Le ministre des Affaires étrangères, Jean-Noël Barrot, s'est exprimé mardi lors du journal de 20 Heures, faisant écho à l'euphorie provoquée par la libération de Cécile Kohler et Jacques Paris, désormais en route pour la France. Au cours de cette intervention, il a également réitéré l'engagement indéfectible de la France pour la libération de Christophe Gleizes, un journaliste retenu en Algérie depuis près de deux ans.
Barrot a partagé son immense soulagement suite à la libération de Kohler et Paris, affirmant avoir gardé en mémoire le combat collectif mené par son ministère depuis des mois. Il a exprimé une pensée émue pour les proches des ex-détenus, et a remercié sous l'égide de RFI les agents du ministère qui ont œuvré sans relâche pour cette issue positive. « C'est un travail de longue haleine », a-t-il précisé, ajoutant que cette libération représente le fruit d'une coopération stratégique entre la France et d'autres acteurs internationaux.
Actuellement en Azerbaïdjan, Kohler et Paris devraient revenir en France le lendemain matin, accueillis par leurs familles et entourés par les équipes du ministère des Affaires étrangères. Barrot n'a pas manqué de signaler que le président de la République serait également ravi de les recevoir.
Concernant les circonstances de cette libération, Barrot a salué le rôle des autorités omanaises qui ont permis les dernières communications avec l'Iran. Il a précisé que les négociations ont débuté il y a un an et demi et qu'elles ont nécessité une grande discrétion. En ce qui concerne une autre citoyenne, Mahdieh Esfandiari, Barrot a affirmé que la France n'avait en aucune manière mêlé la libération de ses otages avec des considérations de politique étrangère.

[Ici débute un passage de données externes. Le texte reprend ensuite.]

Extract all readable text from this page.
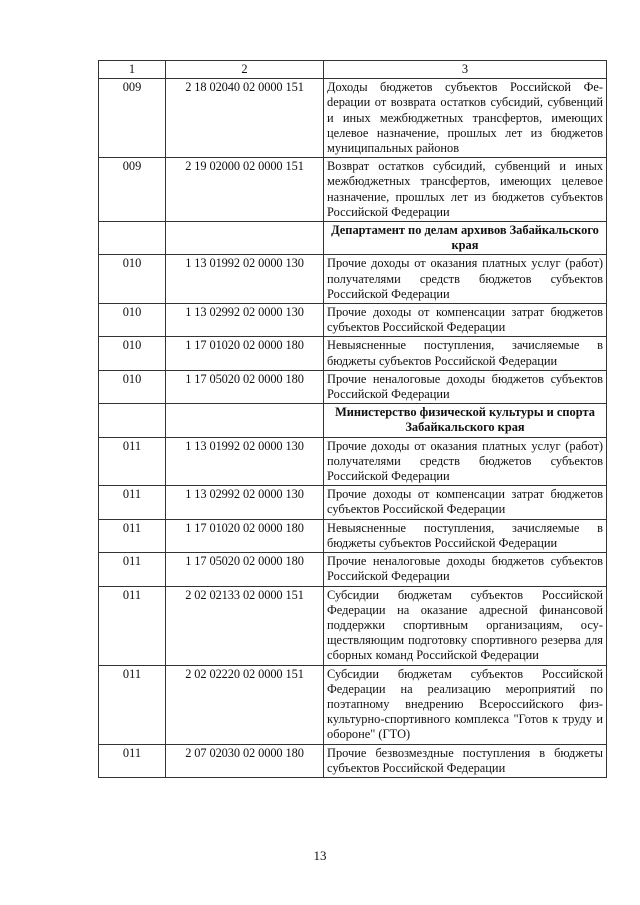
1	2	3
009	2 18 02040 02 0000 151	Доходы бюджетов субъектов Российской Феdерации от возврата остатков субсидий, субвенций и иных межбюджетных трансфертов, имеющих целевое назначение, прошлых лет из бюджетов муниципальных районов
009	2 19 02000 02 0000 151	Возврат остатков субсидий, субвенций и иных межбюджетных трансфертов, имеющих целевое назначение, прошлых лет из бюджетов субъектов Российской Федерации
		Департамент по делам архивов Забайкальского края
010	1 13 01992 02 0000 130	Прочие доходы от оказания платных услуг (работ) получателями средств бюджетов субъектов Российской Федерации
010	1 13 02992 02 0000 130	Прочие доходы от компенсации затрат бюджетов субъектов Российской Федерации
010	1 17 01020 02 0000 180	Невыясненные поступления, зачисляемые в бюджеты субъектов Российской Федерации
010	1 17 05020 02 0000 180	Прочие неналоговые доходы бюджетов субъектов Российской Федерации
		Министерство физической культуры и спорта Забайкальского края
011	1 13 01992 02 0000 130	Прочие доходы от оказания платных услуг (работ) получателями средств бюджетов субъектов Российской Федерации
011	1 13 02992 02 0000 130	Прочие доходы от компенсации затрат бюджетов субъектов Российской Федерации
011	1 17 01020 02 0000 180	Невыясненные поступления, зачисляемые в бюджеты субъектов Российской Федерации
011	1 17 05020 02 0000 180	Прочие неналоговые доходы бюджетов субъектов Российской Федерации
011	2 02 02133 02 0000 151	Субсидии бюджетам субъектов Российской Федерации на оказание адресной финансовой поддержки спортивным организациям, осуществляющим подготовку спортивного резерва для сборных команд Российской Федерации
011	2 02 02220 02 0000 151	Субсидии бюджетам субъектов Российской Федерации на реализацию мероприятий по поэтапному внедрению Всероссийского физкультурно-спортивного комплекса "Готов к труду и обороне" (ГТО)
011	2 07 02030 02 0000 180	Прочие безвозмездные поступления в бюджеты субъектов Российской Федерации
13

Enfin, le ministre a fait référence à Christophe Gleizes, affirmant qu'il allait bien, bien que sa situation demeure préoccupante. Il a réitéré l'exigence de sa libération immédiate, relatant que les efforts du ministère avaient conduit à d'autres retours réussis, y compris ceux de citoyens français venus d'Algérie et d'autres pays. « Nous resterons mobilisés pour Christophe Gleizes », a-t-il conclu, laissant entendre qu'un espoir persiste pour une résolution rapide de cette affaire.